Last Thursday when I went downtown, I was at first a little confused. By the Alameda Park there was a Mexicráneo, one of those large fiberglass skulls that are hand painted by artists and which are displayed each year for the Day of the Dead. What was it doing here in April, and why was it decorated with live flowers?
My question was answered when I arrived at nearby Madero Street, the pedestrian street in the heart of the Historic Center. An archway of colorful (fake) flowers announced the Second Festival of Flowers of the Historic Center. That day was the opening day, and it was going to run through the weekend.

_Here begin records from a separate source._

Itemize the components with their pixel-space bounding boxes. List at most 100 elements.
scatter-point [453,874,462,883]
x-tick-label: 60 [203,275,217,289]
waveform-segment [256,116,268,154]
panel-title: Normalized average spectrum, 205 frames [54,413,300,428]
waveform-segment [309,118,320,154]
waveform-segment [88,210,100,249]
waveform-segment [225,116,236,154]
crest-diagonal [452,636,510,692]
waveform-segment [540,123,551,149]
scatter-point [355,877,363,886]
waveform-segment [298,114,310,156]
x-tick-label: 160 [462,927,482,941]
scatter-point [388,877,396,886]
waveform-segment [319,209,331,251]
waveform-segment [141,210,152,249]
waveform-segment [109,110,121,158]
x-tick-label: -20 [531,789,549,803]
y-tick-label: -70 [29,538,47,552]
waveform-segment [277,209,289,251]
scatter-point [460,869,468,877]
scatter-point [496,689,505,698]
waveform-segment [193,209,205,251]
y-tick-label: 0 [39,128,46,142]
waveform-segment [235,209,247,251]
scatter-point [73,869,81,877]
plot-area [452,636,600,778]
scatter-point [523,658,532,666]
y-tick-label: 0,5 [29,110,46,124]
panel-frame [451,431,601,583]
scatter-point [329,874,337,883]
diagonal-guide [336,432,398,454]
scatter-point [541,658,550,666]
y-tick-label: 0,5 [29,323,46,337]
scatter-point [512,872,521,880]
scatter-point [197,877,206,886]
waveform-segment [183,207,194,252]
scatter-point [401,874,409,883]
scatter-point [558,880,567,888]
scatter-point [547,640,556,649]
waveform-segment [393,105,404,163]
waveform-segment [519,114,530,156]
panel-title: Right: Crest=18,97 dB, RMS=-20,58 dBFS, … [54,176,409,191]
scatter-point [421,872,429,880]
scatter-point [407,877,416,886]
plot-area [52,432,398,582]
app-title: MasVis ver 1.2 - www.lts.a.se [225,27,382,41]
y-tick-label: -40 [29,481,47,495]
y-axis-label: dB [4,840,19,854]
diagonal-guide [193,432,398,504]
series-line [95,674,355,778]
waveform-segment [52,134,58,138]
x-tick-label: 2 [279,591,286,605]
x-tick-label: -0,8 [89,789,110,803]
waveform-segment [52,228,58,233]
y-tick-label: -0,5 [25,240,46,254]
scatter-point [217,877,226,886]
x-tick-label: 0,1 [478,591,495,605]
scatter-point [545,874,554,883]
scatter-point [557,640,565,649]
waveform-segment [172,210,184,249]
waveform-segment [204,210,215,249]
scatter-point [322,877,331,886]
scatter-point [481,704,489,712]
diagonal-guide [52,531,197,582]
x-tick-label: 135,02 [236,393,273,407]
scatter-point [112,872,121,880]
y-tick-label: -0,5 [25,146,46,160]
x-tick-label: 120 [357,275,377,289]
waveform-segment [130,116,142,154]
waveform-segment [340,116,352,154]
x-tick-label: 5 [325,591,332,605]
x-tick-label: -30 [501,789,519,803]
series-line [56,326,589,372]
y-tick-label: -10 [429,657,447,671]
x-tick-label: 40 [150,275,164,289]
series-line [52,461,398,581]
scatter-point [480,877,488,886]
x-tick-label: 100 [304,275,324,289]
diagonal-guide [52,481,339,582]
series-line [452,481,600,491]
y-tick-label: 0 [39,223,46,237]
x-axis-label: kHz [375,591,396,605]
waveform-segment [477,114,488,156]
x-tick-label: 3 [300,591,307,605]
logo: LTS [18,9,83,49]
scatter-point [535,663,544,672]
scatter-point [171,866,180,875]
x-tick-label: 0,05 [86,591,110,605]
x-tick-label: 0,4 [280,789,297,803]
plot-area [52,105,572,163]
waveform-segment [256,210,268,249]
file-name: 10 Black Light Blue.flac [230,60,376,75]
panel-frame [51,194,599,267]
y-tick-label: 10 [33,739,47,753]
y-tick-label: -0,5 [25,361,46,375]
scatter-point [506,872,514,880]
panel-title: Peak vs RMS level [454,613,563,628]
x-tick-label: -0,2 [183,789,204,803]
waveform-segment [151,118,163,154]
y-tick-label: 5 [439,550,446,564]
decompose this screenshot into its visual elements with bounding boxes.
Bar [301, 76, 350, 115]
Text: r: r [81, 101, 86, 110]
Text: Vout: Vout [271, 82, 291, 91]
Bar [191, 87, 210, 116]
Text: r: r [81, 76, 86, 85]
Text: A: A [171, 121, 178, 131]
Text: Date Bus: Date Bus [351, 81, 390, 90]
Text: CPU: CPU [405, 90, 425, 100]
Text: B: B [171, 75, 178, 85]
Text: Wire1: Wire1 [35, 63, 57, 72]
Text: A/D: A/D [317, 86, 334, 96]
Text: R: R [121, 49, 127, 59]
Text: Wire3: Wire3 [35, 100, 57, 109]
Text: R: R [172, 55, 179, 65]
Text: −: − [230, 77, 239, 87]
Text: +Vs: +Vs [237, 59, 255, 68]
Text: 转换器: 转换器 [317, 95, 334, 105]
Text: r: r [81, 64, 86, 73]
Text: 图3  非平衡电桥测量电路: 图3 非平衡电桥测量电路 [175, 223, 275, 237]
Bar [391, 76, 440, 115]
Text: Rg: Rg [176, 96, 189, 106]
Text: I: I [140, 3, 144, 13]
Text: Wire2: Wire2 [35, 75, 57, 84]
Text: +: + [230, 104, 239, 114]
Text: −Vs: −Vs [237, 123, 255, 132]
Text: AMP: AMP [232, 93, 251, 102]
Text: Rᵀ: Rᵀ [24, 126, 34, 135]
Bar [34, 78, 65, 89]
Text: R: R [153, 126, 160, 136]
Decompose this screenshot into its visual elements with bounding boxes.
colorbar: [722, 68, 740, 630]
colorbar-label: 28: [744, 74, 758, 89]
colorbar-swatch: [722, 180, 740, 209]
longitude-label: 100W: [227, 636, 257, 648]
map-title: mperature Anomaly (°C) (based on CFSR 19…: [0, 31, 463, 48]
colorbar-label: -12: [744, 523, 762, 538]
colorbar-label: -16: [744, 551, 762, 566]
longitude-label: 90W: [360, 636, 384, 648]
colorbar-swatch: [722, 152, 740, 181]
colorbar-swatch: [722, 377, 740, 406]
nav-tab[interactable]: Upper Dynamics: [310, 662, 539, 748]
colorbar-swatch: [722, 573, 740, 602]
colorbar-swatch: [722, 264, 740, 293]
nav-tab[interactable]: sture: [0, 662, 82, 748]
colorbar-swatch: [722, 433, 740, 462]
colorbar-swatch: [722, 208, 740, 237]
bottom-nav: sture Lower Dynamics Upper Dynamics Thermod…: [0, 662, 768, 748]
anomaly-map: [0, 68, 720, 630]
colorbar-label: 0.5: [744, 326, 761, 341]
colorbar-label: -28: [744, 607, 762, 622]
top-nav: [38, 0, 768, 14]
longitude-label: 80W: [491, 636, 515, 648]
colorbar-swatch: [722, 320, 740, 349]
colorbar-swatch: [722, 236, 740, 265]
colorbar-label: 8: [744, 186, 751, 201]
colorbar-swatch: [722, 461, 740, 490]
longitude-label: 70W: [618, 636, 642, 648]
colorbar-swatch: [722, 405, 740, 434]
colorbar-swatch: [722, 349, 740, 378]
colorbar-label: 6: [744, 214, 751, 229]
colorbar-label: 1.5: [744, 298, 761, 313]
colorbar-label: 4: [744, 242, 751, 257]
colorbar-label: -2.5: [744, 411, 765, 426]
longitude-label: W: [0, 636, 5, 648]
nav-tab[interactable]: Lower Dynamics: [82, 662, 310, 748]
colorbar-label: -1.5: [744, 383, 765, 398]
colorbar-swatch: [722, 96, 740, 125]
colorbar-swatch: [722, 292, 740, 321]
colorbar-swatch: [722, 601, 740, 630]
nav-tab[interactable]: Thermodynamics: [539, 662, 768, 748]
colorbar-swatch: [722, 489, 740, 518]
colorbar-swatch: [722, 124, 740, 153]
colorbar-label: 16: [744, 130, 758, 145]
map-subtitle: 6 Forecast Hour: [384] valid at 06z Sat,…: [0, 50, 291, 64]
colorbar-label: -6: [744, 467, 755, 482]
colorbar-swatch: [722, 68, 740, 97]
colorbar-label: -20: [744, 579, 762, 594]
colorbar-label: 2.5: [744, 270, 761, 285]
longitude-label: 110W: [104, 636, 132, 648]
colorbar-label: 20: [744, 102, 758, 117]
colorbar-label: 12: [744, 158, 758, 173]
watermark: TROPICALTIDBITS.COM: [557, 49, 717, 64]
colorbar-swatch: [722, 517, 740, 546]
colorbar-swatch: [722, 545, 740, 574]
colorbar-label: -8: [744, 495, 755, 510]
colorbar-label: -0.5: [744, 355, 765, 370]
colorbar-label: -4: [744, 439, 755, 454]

A number of businesses had decorated the entrances or facades of their stores with flowers, live or artificial. However, the floral displays were few and far between, and I had to walk up and down the streets of the Historic Center to find them. It was not nearly as impressive as the Festival of Flowers which I saw last October in the swank neighborhood of Polanco. There, nearly every store along Avenida Masaryk, the “Rodeo Drive of Mexico City”, was impressively decorated with flowers.
The majority of the displays for this downtown festival were along Madero Street.
The House of Tiles, the former colonial mansion that is now the flagship store / restaurant of the Sanborns chain decked the upper balconies with flowers.
At the corner of Madero and Gante, another pedestrian street, a cafe had a fairly impressive display.
Estudio Madero, a photography studio, had a picture of flowers, sitting on an easel.
A floral archway at a branch of Bisquets de Obregón, a restaurant chain.
If the festival gave awards, I think that first place would have to go to Pasaje Pimental, a shopping arcade in a former colonial palace.
Cuidado Con El Perro (Beware of the Dog), a chain of clothing stores, had some artificial flowers around its sign.
There was a flower display at the entrance to Trender, another clothing chain.
One of the many opticians along Madero Street was decorated and had a flowery pair of spectacles hanging at the entrance.
I found a few more places on Avenida 5 de Mayo, one block to the north. El Caifán, a chain of taco joints, was decorated.
Next door, Districto Urbano, a restaurant / beer bar, was decorated.
Across the street, Mercaderes, an upscale restaurant, had flowery ladybugs crawling up the facade and along the balcony.
Behind the Cathedral, there was a store that sells religious goods, that got into the spirit of the festival.
There were probably some other displays that I missed, but that was all I saw. After walking up and down four of the major streets in the Historic Center, I was tired and ready to head back to the apartment.